25 Mayıs 2011 Çarşamba

Fwd: Çokeşlilik önerisine Suudi Arabistan'dan yanıt

Çokeşlilik önerisine Suudi Arabistan'dan yanıt

Çokeşlilik anayasal güvence altına alınsın diyen Sibel Üresin bu kitabı biliyor mu?

Yusuf Yavuz

ŞERİAT ÜLKESİNDE KADIN OLMAK

Zekiye Yüksel, Cumhuriyet'in yetiştirdiği öğretmenlerden biri. Aynı zamanda insanı ve yaşamı önceleyen duyarlı bir şair. Ancak Zekiye Yüksel'in adından son günlerde sıkça söz edilmesinin bir başka nedeni, Suudi Arabistan'daki Türk okulunda üç buçuk yıl öğretmenlik yaptığı dönemde tuttuğu günlüklerden oluşan kitabı. "Şeriat Ülkesinde Kadın olmak" adıyla Cumhuriyet Kitapları'ndan yayınlanan ve ikinci baskısını yapan kitabın yayınlanma nedenini şöyle açıklıyor Yüksel, "Şeriat, sokaktan, insandan, kısaca yaşamdan soyutlayınca, kendime yabancılaşmamak, kendimle olmak için mavi kaplı defterime sarıldım. Öfke ve tepkilerimi, umarsızlığımı, yalnızlığın verdiği koyu ve derin hüznü, kederlerimi, çoğu kez de öğrencilerimin bana yaşattığı sevinç ve coşkularımı ileride yayınlanacağını düşünmeden başladım yazmaya mavi kaplı defterime..."

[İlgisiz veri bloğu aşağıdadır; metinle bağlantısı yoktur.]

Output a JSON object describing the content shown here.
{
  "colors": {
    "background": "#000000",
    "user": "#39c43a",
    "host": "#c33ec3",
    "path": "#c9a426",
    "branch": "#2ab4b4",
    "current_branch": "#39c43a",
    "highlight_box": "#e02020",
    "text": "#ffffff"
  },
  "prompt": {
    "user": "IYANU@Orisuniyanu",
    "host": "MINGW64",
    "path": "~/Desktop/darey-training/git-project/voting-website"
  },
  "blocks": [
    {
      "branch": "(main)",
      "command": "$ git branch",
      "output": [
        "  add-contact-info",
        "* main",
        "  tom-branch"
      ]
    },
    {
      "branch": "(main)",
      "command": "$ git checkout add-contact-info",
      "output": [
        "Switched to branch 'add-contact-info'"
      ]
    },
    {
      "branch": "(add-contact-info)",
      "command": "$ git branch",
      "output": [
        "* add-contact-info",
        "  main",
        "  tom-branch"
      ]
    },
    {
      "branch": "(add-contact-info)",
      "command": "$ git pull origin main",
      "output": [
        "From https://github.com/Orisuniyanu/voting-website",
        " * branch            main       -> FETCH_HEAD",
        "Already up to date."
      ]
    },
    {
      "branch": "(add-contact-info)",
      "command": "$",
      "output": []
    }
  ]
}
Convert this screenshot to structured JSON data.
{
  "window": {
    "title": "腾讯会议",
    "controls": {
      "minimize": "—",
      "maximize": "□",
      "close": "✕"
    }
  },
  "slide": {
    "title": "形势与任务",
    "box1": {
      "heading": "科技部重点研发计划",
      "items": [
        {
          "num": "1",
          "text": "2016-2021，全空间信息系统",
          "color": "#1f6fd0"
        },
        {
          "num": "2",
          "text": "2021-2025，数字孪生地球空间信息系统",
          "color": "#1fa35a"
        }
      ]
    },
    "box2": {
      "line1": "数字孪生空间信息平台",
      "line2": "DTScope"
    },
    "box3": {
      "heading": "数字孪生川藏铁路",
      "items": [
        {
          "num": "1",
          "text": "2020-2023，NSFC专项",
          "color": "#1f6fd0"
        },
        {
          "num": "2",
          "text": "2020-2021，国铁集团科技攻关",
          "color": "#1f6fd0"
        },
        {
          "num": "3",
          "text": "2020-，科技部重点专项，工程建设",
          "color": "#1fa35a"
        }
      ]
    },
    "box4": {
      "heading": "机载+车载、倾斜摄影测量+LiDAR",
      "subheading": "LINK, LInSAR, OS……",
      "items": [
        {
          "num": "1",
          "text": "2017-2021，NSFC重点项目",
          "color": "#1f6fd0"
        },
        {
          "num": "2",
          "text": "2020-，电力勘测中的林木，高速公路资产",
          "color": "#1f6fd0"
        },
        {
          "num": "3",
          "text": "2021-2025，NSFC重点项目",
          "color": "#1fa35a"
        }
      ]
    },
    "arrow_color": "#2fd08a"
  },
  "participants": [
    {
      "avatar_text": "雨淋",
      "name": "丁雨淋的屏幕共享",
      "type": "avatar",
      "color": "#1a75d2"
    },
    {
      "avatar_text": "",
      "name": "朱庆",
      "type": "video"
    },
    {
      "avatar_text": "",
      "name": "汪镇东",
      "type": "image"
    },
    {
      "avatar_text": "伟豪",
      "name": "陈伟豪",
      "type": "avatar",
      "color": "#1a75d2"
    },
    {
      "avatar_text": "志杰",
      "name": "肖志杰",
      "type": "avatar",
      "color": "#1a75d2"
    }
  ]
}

DİN VE AHLAKI KORUYAN ELİ SOPALI MUTAVVALAR

Yüksel, Suudi Arabistan günlerini, "şeriat ülkesinde tek başına yaşamak çok  zordu. Penceresizliğe ve balkonsuzluğa karşı çıkmayan bir halkın ülkesinde kadın öğretmen olarak çalışmak nasıl kolay olabilirdi ki? Din ve ahlakı korumaktan sorumlu eli sopalı mutavvalar, başım örtülü ve abayeli olmama rağmen en temel gereksinimlerimi karşılamak için gitmem gereken kısacık yolda bile beni korumaktan uzaktı. Çünkü onlara göre kadının sokakta tek başına ne işi vardı? Günler, aylar geçtikçe iki yüz metre uzaklıktaki bakkala yalnız başına gidememenin ağırlığını taşıyamaz oldum" sözleriyle anlatıyor.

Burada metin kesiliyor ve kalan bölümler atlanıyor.